OKOTOKS, Alta. – Mullen Group achieved record fourth quarter revenue of $219.7 million in its trucking/logistics segment, but a “market meltdown” hampered earnings in its oilfield services division.
“I am pleased to report that our fourth quarter results from an operating perspective were up year over year despite some significant challenges associated with the market meltdown in late 2018,” said Murray Mullen, chairman and CEO of Mullen Group. “We definitely saw the freight demand slow in the quarter as business adjusted to credit tightening. The major impact, however, was felt by our oilfield services segment, particularly those business units tied to drilling activity. The swift declines in crude oil pricing along with a blow-out in the price for Canadian crude oil virtually brought drilling activity to a halt in the fourth quarter as producers adjusted spending plans to align with cash flow.”
The trucking/logistics segment grew revenue by 6.3% in the fourth quarter, year-over-year, and total revenue climbed 12.6% to $333.3 million. Incremental revenue from acquisitions accounted for $7.9 million for the trucking/logistics group. Rate increases achieved early in 2018 also contributed, while demand for LTL and truckload services increased in Western Canada. Total net income decreased by $86.5 million, to a net loss of $81.1 million, due to a $100-million impairment of goodwill within the oilfield services segment.
Adjusted net income rose 119.5% to $16.9 million.
For the full year 2018, Mullen’s revenue increased 10.7% to $1.26 billion. The truckload segment saw revenue increase 14.7% to $873.3 million, setting a new record for the company. Its adjusted net income for 2018 was up 46.9% to $62 million.
Looking ahead to 2019, Mullen said the company is well positioned to survive the downturn in the oil and gas sector.

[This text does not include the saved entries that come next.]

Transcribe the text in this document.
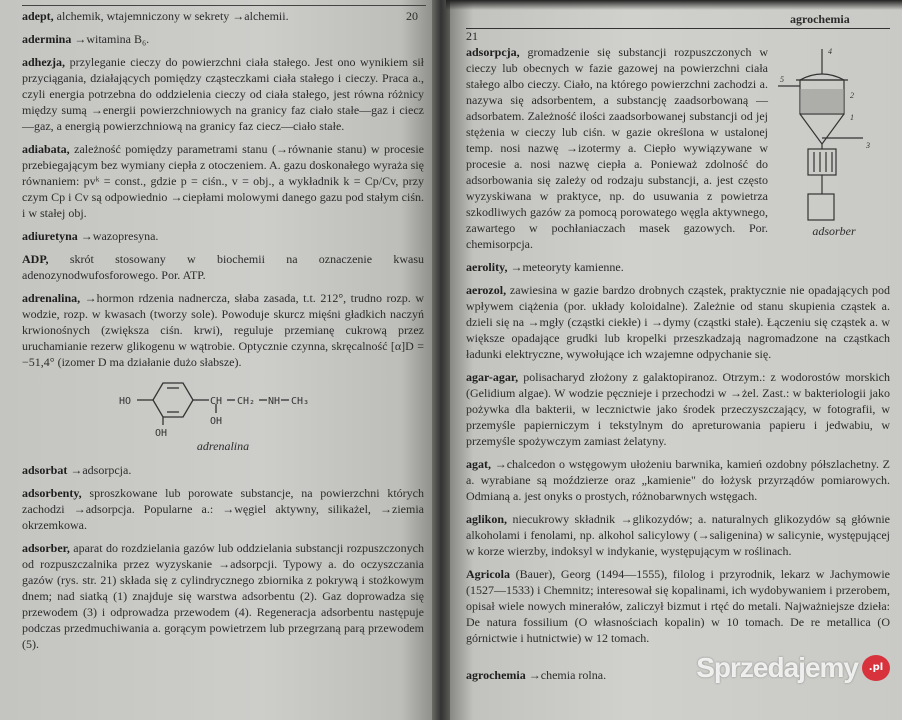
20
adept, alchemik, wtajemniczony w sekrety →alchemii.
adermina →witamina B₆.
adhezja, przyleganie cieczy do powierzchni ciała stałego. Jest ono wynikiem sił przyciągania, działających pomiędzy cząsteczkami ciała stałego i cieczy. Praca a., czyli energia potrzebna do oddzielenia cieczy od ciała stałego, jest równa różnicy między sumą →energii powierzchniowych na granicy faz ciało stałe—gaz i ciecz—gaz, a energią powierzchniową na granicy faz ciecz—ciało stałe.
adiabata, zależność pomiędzy parametrami stanu (→równanie stanu) w procesie przebiegającym bez wymiany ciepła z otoczeniem. A. gazu doskonałego wyraża się równaniem: pvᵏ = const., gdzie p = ciśn., v = obj., a wykładnik k = Cp/Cv, przy czym Cp i Cv są odpowiednio →ciepłami molowymi danego gazu pod stałym ciśn. i w stałej obj.
adiuretyna →wazopresyna.
ADP, skrót stosowany w biochemii na oznaczenie kwasu adenozynodwufosforowego. Por. ATP.
adrenalina, →hormon rdzenia nadnercza, słaba zasada, t.t. 212°, trudno rozp. w wodzie, rozp. w kwasach (tworzy sole). Powoduje skurcz mięśni gładkich naczyń krwionośnych (zwiększa ciśn. krwi), reguluje przemianę cukrową przez uruchamianie rezerw glikogenu w wątrobie. Optycznie czynna, skręcalność [α]D = −51,4° (izomer D ma działanie dużo słabsze).
HO
OH
CH CH₂ NH CH₃
OH
adrenalina
adsorbat →adsorpcja.
adsorbenty, sproszkowane lub porowate substancje, na powierzchni których zachodzi →adsorpcja. Popularne a.: →węgiel aktywny, silikażel, →ziemia okrzemkowa.
adsorber, aparat do rozdzielania gazów lub oddzielania substancji rozpuszczonych od rozpuszczalnika przez wyzyskanie →adsorpcji. Typowy a. do oczyszczania gazów (rys. str. 21) składa się z cylindrycznego zbiornika z pokrywą i stożkowym dnem; nad siatką (1) znajduje się warstwa adsorbentu (2). Gaz doprowadza się przewodem (3) i odprowadza przewodem (4). Regeneracja adsorbentu następuje podczas przedmuchiwania a. gorącym powietrzem lub przegrzaną parą przewodem (5).
agrochemia
21
1
2
3
4
5
adsorber
adsorpcja, gromadzenie się substancji rozpuszczonych w cieczy lub obecnych w fazie gazowej na powierzchni ciała stałego albo cieczy. Ciało, na którego powierzchni zachodzi a. nazywa się adsorbentem, a substancję zaadsorbowaną — adsorbatem. Zależność ilości zaadsorbowanej substancji od jej stężenia w cieczy lub ciśn. w gazie określona w ustalonej temp. nosi nazwę →izotermy a. Ciepło wywiązywane w procesie a. nosi nazwę ciepła a. Ponieważ zdolność do adsorbowania się zależy od rodzaju substancji, a. jest często wyzyskiwana w praktyce, np. do usuwania z powietrza szkodliwych gazów za pomocą porowatego węgla aktywnego, zawartego w pochłaniaczach masek gazowych. Por. chemisorpcja.
aerolity, →meteoryty kamienne.
aerozol, zawiesina w gazie bardzo drobnych cząstek, praktycznie nie opadających pod wpływem ciążenia (por. układy koloidalne). Zależnie od stanu skupienia cząstek a. dzieli się na →mgły (cząstki ciekłe) i →dymy (cząstki stałe). Łączeniu się cząstek a. w większe opadające grudki lub kropelki przeszkadzają nagromadzone na cząstkach ładunki elektryczne, wywołujące ich wzajemne odpychanie się.
agar-agar, polisacharyd złożony z galaktopiranoz. Otrzym.: z wodorostów morskich (Gelidium algae). W wodzie pęcznieje i przechodzi w →żel. Zast.: w bakteriologii jako pożywka dla bakterii, w lecznictwie jako środek przeczyszczający, w fotografii, w przemyśle papierniczym i tekstylnym do apreturowania papieru i jedwabiu, w przemyśle spożywczym zamiast żelatyny.
agat, →chalcedon o wstęgowym ułożeniu barwnika, kamień ozdobny półszlachetny. Z a. wyrabiane są moździerze oraz „kamienie" do łożysk przyrządów pomiarowych. Odmianą a. jest onyks o prostych, różnobarwnych wstęgach.
aglikon, niecukrowy składnik →glikozydów; a. naturalnych glikozydów są głównie alkoholami i fenolami, np. alkohol salicylowy (→saligenina) w salicynie, występującej w korze wierzby, indoksyl w indykanie, występującym w roślinach.
Agricola (Bauer), Georg (1494—1555), filolog i przyrodnik, lekarz w Jachymowie (1527—1533) i Chemnitz; interesował się kopalinami, ich wydobywaniem i przerobem, opisał wiele nowych minerałów, zaliczył bizmut i rtęć do metali. Najważniejsze dzieła: De natura fossilium (O własnościach kopalin) w 10 tomach. De re metallica (O górnictwie i hutnictwie) w 12 tomach.
agrochemia →chemia rolna.	Sprzedajemy	.pl
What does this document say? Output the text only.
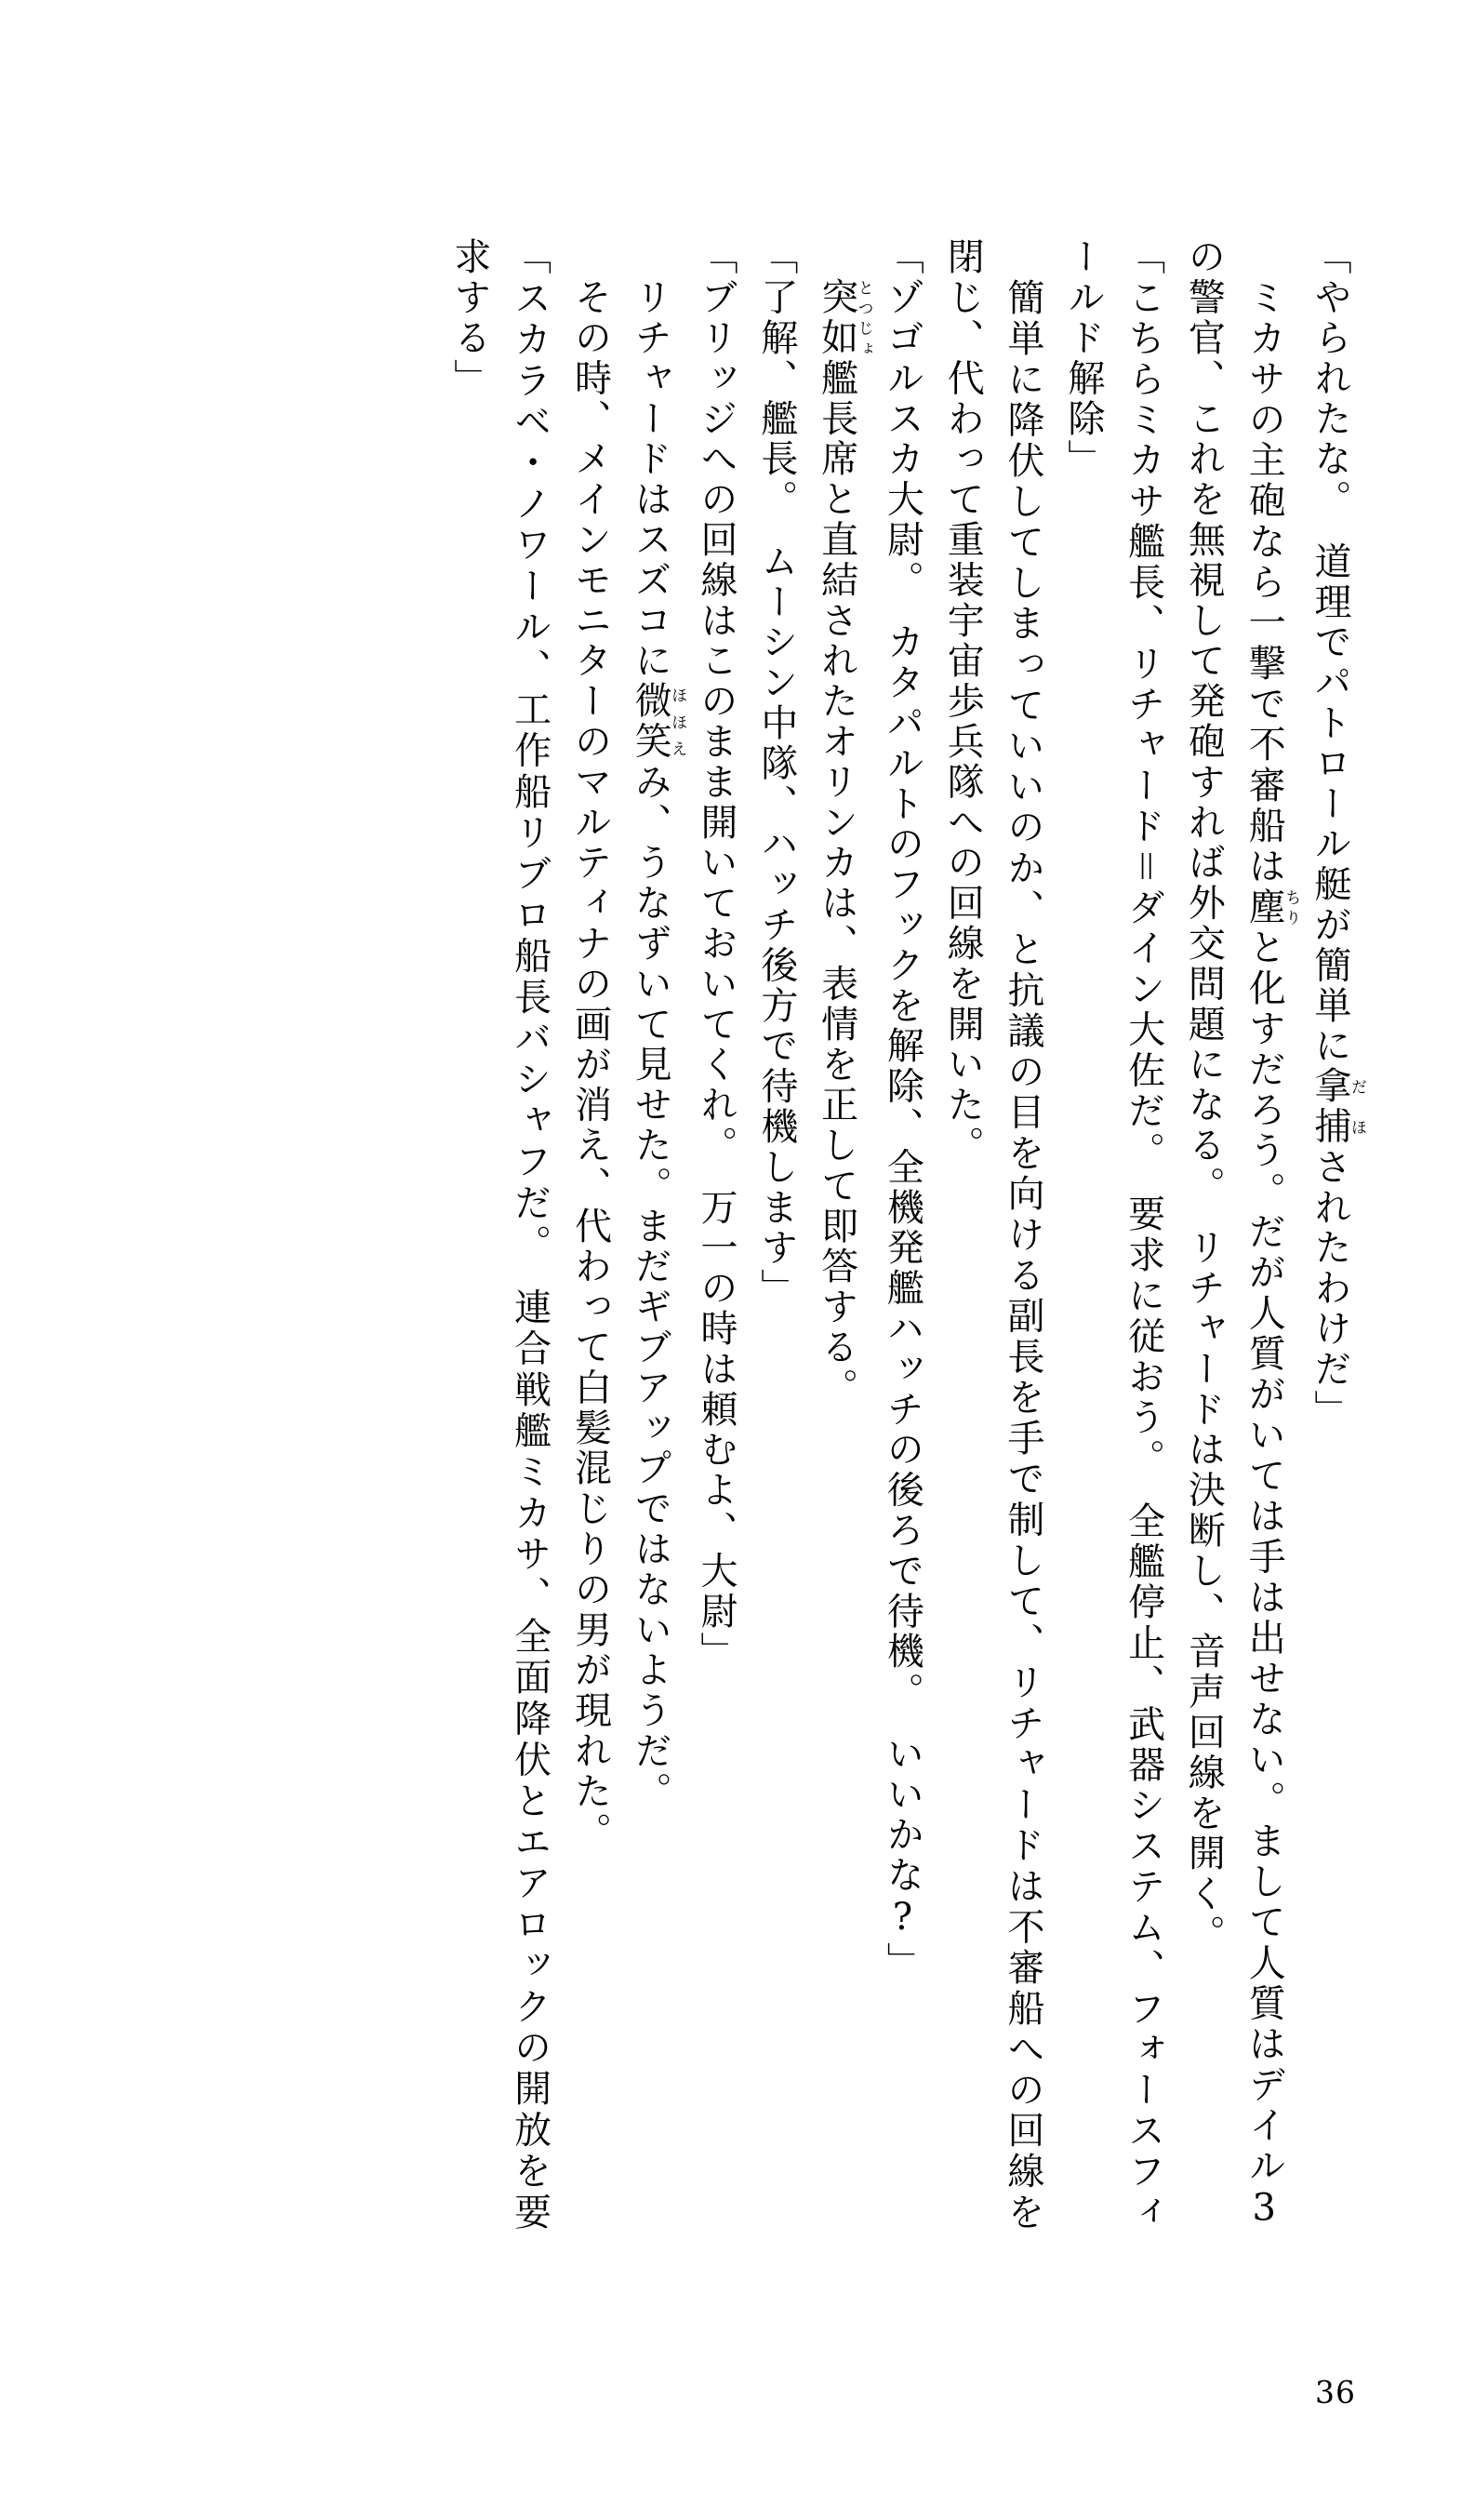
「やられたな。　道理でパトロール艇が簡単に拿捕だほされたわけだ」

　ミカサの主砲なら一撃で不審船は塵ちりと化すだろう。だが人質がいては手は出せない。まして人質はデイル3の警官、これを無視して発砲すれば外交問題になる。　リチャードは決断し、音声回線を開く。

「こちらミカサ艦長、リチャード＝ダイン大佐だ。　要求に従おう。　全艦停止、武器システム、フォースフィールド解除」

　簡単に降伏してしまっていいのか、と抗議の目を向ける副長を手で制して、リチャードは不審船への回線を閉じ、代わって重装宇宙歩兵隊への回線を開いた。

「ゾゴルスカ大尉。　カタパルトのフックを解除、全機発艦ハッチの後ろで待機。　いいかな?」

　突如とつじょ艦長席と直結されたオリンカは、表情を正して即答する。

「了解、艦長。　ムーシン中隊、ハッチ後方で待機します」

「ブリッジへの回線はこのまま開いておいてくれ。　万一の時は頼むよ、大尉」

　リチャードはスズコに微笑ほほえみ、うなずいて見せた。まだギブアップではないようだ。

　その時、メインモニターのマルティナの画が消え、代わって白髪混じりの男が現れた。

「スカラベ・ノワール、工作船リブロ船長バシャフだ。　連合戦艦ミカサ、全面降伏とエアロックの開放を要求する」

36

“We are taking a reasonably constructive view in our outlook and business plan for 2019,” he said. “We have a well-structured balance sheet, a diversified portfolio of business units distributed across Canada and we are seeing competitors, especially in Western Canada, forced out of business. The general economy, while not robust, is expected to show modest gains. Unfortunately, the oil and natural gas sector of the economy, especially drilling activity in Western Canada, will underperform for at least the first half of the year. It is for these reasons that on balance we believe 2019 will be a good year for the Mullen Group. And because of our business model we have the good fortune of being able to wait for a rebound in drilling activity along with gaining market share as our competition struggles.”